ELLE. Dans votre rapport "femme kamikazes, le djihad au féminin", vous en avez recensé plus de 220, impliquées dans 15% des attentats commis entre 1985 et 2005. Le nombre est effarant!

F.L. Sana Khyadali, une jeune Libanaise de 15 ans , membre du parti nationaliste syrien, a été la première à commettre un attentat suicide au Proche-Orient, en pleine guerre civile libanaise: le 9 avril 1985, elle a précipité sa voiture piégée contre un convoi de militaires israéliens. On ne devrait pas s'étonner de l'implication des femmes dans des actes de violence. Les femmes terroristes ont toujours existé, que ce soit au Proche-Orient, en Asie ou en Europe. Les kamikazes sont en majorité âgées de moins de 30 ans - les femmes plus mûres sont rares dans les mouvements terroristes. On observe qu'elles ne sont jamais responsables de la planification des opérations suicides qu'elle vont devoir accomplir et qu'en général elles sont envoyées en "mission" avec très peu de renseignements.

ELLE Le groupe islamiste armé nigérian Boko Haram utilise de nombreuses kamikazes, et ntamment des fillettes: la plus jeune avait à peine 8 ans. Ces enfants ne sont évidemment pas librement candidates à un tel acte.

F.L. Qui dit que les détonateurs ne sont pas actionnés à distance? Ou qu'elles ne sont pas droguées? Cela vaut aussi pour les plus âgées. Parmi lesquelles certaines peuvent vouloir venger un mari mort au combat, et d'autes, être victimes du syndrome de Stockholm, qui leur fait "épouser" la cause de leurs ravisseurs. Certaines captives sont aussi rejetées après leur libération, pour avoir été violées et être revenues enceintes. Stigmatisées, ce sont des proies facilement utilisables par Boko Haram.

ELLE Craignez-vous , dans le climat actuel, l'apparition de femmes kamikazes qui seraient à la solde de Daech?

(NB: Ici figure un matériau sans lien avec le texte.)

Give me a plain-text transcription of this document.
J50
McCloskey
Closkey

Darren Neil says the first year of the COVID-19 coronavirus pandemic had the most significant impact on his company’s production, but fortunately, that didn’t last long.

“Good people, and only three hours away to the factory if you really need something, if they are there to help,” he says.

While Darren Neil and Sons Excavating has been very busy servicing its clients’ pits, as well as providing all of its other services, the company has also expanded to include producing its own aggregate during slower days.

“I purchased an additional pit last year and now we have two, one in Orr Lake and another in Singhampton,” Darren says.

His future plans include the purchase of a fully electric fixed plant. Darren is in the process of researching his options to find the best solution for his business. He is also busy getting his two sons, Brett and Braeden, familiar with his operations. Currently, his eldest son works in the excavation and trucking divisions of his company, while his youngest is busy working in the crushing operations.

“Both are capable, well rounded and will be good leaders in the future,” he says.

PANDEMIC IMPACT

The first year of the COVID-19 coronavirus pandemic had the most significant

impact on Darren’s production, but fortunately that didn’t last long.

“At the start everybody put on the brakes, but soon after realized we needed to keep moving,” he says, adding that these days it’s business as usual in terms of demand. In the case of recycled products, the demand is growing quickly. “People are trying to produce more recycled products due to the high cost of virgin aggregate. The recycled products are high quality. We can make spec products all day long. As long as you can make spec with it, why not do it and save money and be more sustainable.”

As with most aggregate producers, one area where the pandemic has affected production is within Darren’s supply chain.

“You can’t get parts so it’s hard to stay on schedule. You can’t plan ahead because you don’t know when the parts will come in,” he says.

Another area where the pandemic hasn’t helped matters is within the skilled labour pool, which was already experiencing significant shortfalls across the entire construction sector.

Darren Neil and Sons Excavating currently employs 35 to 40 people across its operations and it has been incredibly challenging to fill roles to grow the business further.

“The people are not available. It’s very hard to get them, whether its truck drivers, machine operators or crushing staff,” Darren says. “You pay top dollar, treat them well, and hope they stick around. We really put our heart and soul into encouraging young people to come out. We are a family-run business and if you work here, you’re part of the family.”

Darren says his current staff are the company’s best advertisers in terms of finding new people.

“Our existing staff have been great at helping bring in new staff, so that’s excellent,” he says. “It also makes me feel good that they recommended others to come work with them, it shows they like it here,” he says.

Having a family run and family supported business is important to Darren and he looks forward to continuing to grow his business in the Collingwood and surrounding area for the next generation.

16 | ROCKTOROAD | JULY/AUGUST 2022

F.L. Cet acte reste un tabou, y compris pour Daech. Mais si, pour des raisons stratégiques, l'organisation décidait d'y avoir recours et accordait un statut conséquent à la kamikaze - en faisant d'elle officiellement une "martyre" - cela créerait un précédent et risquerait d'inspirer d'autres femmes. Sans sombrer dans la paranoîa, nous pouvons nous attendre à tout. De jeunes Français souscrivent à 'idéologie violente de daech et combattent dans ses rangs, et, celaaussi, c'était encore inimaginable il y a peu.